O cenário futuro mais provável é um mercado de duas vias.

O resfriamento por placa fria continuará atendendo à maioria das implantações de data centers corporativos, em nuvem e de IA, enquanto o resfriamento por imersão ganha força em ambientes especializados que exigem densidade computacional máxima e eficiência de resfriamento.

Conclusão

O ano de 2026 marca um ponto de virada na gestão térmica de data centers. O crescimento explosivo das cargas de trabalho de IA está impulsionando uma rápida transição do resfriamento a ar tradicional para tecnologias avançadas de resfriamento líquido.

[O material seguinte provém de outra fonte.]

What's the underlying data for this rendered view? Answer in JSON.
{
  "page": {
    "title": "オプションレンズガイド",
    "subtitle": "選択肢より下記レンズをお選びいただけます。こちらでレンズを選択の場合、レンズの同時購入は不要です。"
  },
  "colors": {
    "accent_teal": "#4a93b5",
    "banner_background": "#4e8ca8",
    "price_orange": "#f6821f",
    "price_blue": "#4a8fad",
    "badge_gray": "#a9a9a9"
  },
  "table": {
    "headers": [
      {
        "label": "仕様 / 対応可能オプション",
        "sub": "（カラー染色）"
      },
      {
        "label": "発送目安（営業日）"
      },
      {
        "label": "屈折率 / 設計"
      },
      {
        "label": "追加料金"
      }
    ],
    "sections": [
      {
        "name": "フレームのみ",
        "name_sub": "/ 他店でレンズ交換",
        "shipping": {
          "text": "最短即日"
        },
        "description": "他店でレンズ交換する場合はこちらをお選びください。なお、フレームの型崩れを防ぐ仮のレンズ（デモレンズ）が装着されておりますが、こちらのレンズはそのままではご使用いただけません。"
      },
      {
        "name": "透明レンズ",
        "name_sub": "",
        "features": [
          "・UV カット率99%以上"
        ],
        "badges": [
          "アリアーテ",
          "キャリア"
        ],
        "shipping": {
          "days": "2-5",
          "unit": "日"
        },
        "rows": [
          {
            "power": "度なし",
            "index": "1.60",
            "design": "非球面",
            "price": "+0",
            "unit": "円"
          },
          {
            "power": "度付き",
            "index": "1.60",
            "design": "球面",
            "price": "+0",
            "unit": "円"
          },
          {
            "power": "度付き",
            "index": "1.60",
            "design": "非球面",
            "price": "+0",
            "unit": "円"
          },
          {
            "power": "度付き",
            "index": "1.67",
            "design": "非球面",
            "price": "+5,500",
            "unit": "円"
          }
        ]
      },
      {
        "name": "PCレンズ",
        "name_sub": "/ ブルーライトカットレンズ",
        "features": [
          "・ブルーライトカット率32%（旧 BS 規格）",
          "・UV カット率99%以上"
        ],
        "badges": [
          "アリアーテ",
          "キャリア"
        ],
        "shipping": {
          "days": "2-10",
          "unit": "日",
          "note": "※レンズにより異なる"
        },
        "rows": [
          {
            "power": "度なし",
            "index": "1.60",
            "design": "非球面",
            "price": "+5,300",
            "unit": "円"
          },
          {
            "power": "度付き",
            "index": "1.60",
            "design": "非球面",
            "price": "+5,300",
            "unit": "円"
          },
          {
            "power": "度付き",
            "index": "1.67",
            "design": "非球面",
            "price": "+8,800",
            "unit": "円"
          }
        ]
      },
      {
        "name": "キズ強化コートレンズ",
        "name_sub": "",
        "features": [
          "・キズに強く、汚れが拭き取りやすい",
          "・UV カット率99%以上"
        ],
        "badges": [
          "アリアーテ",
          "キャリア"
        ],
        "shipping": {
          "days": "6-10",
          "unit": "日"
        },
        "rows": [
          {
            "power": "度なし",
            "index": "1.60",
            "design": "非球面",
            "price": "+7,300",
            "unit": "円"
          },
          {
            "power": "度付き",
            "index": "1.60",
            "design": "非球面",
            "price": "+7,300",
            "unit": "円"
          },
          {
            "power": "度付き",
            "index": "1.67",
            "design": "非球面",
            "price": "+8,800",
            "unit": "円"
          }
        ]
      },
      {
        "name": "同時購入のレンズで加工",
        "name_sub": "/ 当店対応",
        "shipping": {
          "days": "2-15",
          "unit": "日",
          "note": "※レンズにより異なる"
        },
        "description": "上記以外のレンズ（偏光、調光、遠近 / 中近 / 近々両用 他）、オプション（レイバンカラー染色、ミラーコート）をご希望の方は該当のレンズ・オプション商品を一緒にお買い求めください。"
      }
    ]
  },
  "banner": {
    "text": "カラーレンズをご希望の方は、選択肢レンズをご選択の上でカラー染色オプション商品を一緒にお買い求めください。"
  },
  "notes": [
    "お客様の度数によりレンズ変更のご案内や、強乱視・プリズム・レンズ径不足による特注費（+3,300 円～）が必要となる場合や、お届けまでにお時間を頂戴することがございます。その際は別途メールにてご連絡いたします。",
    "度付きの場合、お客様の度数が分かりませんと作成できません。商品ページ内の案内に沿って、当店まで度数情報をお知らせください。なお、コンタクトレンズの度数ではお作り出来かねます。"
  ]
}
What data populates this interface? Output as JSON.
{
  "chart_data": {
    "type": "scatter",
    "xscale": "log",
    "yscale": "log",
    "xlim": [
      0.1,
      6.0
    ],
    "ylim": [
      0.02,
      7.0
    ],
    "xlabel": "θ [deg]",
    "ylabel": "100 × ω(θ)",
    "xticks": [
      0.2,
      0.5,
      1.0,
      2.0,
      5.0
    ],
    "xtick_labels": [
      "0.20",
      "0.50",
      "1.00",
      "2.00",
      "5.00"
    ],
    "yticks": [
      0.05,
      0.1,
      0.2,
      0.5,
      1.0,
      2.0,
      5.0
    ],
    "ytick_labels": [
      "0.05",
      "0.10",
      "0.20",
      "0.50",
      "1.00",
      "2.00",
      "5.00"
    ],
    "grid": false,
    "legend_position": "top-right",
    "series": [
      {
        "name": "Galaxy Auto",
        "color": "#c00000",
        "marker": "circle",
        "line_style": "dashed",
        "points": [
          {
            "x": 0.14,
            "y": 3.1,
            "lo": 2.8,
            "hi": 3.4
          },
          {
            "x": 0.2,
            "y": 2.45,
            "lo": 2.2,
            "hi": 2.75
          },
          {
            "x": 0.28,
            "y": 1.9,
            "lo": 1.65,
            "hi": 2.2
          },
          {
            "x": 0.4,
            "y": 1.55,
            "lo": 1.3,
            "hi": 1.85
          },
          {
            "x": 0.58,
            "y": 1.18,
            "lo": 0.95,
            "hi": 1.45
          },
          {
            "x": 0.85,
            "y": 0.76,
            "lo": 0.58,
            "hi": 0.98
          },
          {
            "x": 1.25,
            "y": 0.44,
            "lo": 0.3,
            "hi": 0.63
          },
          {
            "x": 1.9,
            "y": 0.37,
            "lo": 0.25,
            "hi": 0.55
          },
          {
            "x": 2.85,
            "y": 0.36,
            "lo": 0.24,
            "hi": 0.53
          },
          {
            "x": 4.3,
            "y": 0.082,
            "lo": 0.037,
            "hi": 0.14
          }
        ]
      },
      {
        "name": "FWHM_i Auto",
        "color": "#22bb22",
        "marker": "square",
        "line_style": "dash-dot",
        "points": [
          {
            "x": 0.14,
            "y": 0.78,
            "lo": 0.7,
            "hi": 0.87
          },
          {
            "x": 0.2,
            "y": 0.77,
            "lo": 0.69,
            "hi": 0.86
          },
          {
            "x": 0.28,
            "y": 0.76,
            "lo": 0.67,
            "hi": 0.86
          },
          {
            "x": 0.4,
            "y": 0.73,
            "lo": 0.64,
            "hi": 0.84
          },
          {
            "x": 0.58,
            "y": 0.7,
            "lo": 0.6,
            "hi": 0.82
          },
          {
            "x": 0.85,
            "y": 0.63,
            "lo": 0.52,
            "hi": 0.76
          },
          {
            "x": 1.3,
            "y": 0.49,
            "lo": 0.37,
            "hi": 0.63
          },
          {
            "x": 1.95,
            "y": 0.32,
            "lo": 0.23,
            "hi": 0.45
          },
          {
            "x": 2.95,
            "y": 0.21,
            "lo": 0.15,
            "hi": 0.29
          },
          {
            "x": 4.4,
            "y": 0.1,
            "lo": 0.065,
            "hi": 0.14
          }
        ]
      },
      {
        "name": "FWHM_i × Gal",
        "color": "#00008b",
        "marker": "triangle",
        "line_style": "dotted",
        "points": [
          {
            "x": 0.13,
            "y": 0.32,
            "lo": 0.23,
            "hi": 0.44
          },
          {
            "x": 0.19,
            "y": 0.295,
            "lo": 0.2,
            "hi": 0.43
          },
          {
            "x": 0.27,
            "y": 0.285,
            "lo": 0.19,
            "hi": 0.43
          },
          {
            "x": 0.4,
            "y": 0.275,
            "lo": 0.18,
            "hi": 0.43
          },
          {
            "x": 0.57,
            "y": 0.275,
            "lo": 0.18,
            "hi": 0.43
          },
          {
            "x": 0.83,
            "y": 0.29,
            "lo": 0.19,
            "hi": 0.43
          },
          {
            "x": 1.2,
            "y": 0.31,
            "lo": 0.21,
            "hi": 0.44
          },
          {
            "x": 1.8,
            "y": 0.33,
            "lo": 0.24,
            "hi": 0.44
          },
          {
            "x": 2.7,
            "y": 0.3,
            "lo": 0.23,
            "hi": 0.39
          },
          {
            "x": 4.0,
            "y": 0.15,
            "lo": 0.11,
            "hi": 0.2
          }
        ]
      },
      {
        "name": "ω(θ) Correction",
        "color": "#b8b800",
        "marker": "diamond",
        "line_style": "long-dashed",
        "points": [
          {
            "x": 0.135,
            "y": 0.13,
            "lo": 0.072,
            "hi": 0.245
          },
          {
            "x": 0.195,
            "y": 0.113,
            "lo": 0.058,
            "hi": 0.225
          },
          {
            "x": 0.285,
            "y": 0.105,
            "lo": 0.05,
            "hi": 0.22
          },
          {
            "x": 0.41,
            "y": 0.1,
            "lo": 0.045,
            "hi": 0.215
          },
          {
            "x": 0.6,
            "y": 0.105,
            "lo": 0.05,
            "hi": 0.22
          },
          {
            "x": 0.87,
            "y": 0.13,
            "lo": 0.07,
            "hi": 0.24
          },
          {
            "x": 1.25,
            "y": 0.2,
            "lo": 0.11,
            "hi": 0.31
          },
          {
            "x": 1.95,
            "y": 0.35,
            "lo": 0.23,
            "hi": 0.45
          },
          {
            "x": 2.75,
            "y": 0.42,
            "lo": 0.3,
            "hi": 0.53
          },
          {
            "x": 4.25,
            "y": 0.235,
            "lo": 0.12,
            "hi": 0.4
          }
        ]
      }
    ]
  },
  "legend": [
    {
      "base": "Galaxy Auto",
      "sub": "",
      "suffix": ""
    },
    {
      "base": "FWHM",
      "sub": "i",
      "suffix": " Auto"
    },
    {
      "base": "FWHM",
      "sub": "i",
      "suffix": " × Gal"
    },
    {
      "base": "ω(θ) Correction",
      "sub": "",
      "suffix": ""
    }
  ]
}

Para a maioria das organizações, o resfriamento por placa fria continua sendo a solução mais prática e econômica devido à sua maturidade, compatibilidade e histórico comprovado de implementação. Enquanto isso, o resfriamento por imersão oferece um caminho promissor para instalações de IA de altíssima densidade que buscam os mais altos níveis de desempenho de resfriamento e eficiência energética.

À medida que a infraestrutura de IA continua a evoluir, a vantagem competitiva deixará de depender exclusivamente do poder computacional. A capacidade de dissipar o calor de processadores cada vez mais potentes de forma eficiente se tornará igualmente importante. Os data centers que investirem hoje em estratégias de resfriamento líquido escaláveis estarão em melhor posição para suportar a próxima geração de inovação em IA.